Built in the 1820s, the Morris Canal (below) was one of numerous thoroughfares that made Newark an industrial capital.
After the Revolutionary War, cottage industries that had begun developing along Broad Street in the late 1600s were spurred by Newark's first major business, leather tanning.

Bark from the locally abundant tamarack trees provided tannin for leather tanning, and with the completion of the Morris Canal in the 1830s, the development of the Essex Railroad, the turnpikes between Newark and Elizabeth, Belleville, New Brunswick, Springfield and Pompton, and Newark Bay, Newark was situated in the middle of a burgeoning modern transportation network.

Officially achieving city status in 1836, Newark was suddenly the epicenter of one of the nation's major industrial hubs. In 1770, there was one leather tannery in Newark. In 1792, there were three. By 1837, there were 155 patent leather manufacturers in the city, producing an amount of leather then-valued at $899,200. Besides the production of leather for shoes, Newark manufactured carriages, coaches, lace, and hats. Founded in Newark in 1840, the Ballantine Brewing plants covered 12 acres in the1880s, making it the sixth largest brewer in the nation. The city was also known for its cider and quarries.

In the 1800s, the city's industrial boom was made possible by the first wave of immigrants moving to Newark. Specifically, the Irish came to the area in the 1820s to work on the construction of the Morris Canal, which at its peak carried 899,220 tons of freight through a system of 23 water-powered inclined planes and 34 locks that climbed 914 feet above sea level across New Jersey. German immigrants began arriving in the 1840s and '50s as refugees of the failed revolution of 1848. By 1865, a third of Newark's population was of German descent, and between 1840 and 1870, Newark's population increased from 17,290 to 105,000.

Many nineteenth century European immigrants settled in the Ironbound neighborhood, just southeast of Penn Station.
African Americans began moving to Newark in the late 1800s, and especially during the World War I factory boom. Almost 22,000 blacks arrived between 1920 and 1930. War-related industry prompted another boom in the African American community, which tripled in size between 1940 and 1960, at that point 34 percent of Newark's population. As many former Newarkers moved to the suburbs, African Americans composed 54 percent of the city's population by 1970.

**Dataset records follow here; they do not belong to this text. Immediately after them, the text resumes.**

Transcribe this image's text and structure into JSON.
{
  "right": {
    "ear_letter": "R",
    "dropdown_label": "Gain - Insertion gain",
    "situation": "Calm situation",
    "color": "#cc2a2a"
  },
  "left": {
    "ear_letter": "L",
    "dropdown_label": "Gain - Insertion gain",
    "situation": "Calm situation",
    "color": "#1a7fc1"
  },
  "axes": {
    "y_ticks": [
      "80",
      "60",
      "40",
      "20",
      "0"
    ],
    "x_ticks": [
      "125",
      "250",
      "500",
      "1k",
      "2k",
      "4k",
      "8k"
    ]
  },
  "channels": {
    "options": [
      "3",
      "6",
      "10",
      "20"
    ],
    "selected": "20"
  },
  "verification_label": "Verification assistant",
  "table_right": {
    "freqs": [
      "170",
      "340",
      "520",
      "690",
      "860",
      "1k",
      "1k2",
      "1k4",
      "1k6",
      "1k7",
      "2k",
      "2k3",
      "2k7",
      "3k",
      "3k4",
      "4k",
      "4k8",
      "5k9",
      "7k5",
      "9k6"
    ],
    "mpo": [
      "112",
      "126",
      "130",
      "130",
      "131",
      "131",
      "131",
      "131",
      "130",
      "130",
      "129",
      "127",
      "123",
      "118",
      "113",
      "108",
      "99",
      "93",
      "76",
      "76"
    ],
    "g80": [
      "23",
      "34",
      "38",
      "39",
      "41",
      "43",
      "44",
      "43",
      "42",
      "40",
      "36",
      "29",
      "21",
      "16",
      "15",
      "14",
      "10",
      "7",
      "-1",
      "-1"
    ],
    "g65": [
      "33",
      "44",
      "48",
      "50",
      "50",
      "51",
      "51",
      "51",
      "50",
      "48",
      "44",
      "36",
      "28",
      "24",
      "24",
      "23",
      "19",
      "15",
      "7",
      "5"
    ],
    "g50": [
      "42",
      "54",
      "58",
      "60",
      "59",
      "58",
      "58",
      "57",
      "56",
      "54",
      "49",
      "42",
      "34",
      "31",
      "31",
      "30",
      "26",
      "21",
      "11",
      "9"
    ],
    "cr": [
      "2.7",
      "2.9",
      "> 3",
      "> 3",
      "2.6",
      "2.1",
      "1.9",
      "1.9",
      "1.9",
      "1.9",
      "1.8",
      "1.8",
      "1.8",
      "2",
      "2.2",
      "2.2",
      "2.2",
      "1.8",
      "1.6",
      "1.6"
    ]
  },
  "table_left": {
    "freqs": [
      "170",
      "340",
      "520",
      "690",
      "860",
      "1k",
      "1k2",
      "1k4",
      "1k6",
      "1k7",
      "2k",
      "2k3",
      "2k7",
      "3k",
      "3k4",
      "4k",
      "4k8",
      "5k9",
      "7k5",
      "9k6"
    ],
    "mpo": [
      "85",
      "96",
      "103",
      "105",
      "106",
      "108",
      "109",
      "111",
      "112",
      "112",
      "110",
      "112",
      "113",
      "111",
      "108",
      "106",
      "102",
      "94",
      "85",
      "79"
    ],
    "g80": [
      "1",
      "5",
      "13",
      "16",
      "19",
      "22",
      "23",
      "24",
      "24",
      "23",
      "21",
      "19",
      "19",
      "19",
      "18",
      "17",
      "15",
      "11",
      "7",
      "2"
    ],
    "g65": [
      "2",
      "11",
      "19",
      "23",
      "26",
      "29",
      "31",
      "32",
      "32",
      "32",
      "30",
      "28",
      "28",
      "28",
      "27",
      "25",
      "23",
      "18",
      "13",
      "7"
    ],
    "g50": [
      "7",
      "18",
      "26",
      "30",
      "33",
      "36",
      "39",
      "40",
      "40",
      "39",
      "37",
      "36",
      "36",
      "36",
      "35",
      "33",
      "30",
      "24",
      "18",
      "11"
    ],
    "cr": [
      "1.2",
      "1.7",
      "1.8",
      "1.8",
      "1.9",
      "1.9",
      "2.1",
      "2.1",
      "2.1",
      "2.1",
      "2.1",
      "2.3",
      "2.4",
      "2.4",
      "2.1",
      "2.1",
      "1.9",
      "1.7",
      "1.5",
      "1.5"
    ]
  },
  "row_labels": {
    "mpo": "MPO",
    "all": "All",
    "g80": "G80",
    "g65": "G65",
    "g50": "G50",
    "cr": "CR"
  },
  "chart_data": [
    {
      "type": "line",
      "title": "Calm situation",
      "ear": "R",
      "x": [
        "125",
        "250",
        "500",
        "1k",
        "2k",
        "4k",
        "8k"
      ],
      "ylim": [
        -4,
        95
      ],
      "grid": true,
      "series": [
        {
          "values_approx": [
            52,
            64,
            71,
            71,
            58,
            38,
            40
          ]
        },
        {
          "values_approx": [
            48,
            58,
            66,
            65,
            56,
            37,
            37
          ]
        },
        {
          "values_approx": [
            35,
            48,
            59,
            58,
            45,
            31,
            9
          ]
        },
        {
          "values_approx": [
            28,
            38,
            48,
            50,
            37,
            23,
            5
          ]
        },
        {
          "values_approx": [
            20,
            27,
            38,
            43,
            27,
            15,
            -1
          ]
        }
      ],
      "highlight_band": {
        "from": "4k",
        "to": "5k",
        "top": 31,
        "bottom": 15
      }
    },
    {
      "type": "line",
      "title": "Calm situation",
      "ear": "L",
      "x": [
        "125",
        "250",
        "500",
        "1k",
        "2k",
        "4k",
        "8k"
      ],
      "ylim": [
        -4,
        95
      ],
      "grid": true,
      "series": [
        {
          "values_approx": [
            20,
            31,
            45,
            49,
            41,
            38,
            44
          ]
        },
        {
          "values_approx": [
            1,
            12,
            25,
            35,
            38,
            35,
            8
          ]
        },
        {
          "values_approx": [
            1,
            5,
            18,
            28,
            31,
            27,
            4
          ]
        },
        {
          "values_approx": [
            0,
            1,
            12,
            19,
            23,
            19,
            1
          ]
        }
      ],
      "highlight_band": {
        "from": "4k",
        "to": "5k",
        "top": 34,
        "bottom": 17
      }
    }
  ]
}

Newark's industrial boom attracted enterprising inventors like Thomas Edison, who created the ticker tape machine while in Newark. Seth Boyden invented the process for making patent leather and malleable iron, in addition to developing a hat-forming machine and an inexpensive process for manufacturing sheet iron. John W. Hyatt developed celluloid (for camera film), which he went into the business of selling with his brothers in 1872. D. Edward Weston's Weston Electrical Instrument Company created the Weston standard cell, the first accurate portable voltmeters and ammeters, the first portable lightmeter, and many other electrical developments. Such developments helped the city enter early into the manufacture of plastics, electrical goods, and chemicals.

The intersection of Broad and Market was one of the busiest in America.
Manufacturing wasn't the only big business in town, either. In 1804, the Newark Banking and Insurance Company opened, followed by the Newark Mutual Assurance Company (The Newark Fire Insurance Company) in 1810, and the Mutual Benefit Life Insurance Company in 1845. John F. Dryden founded the Prudential Insurance Company in Newark in 1875.

The Civil War hit Newark hard. The city had been exporting a sizable portion of its goods to the South, and the war forced Newark to change its focus from commercial trade to government contracts. The Great Depression dealt another blow to Newark's manufacturing industry, forcing many out of work and establishing a trend of suburban-bound exodus.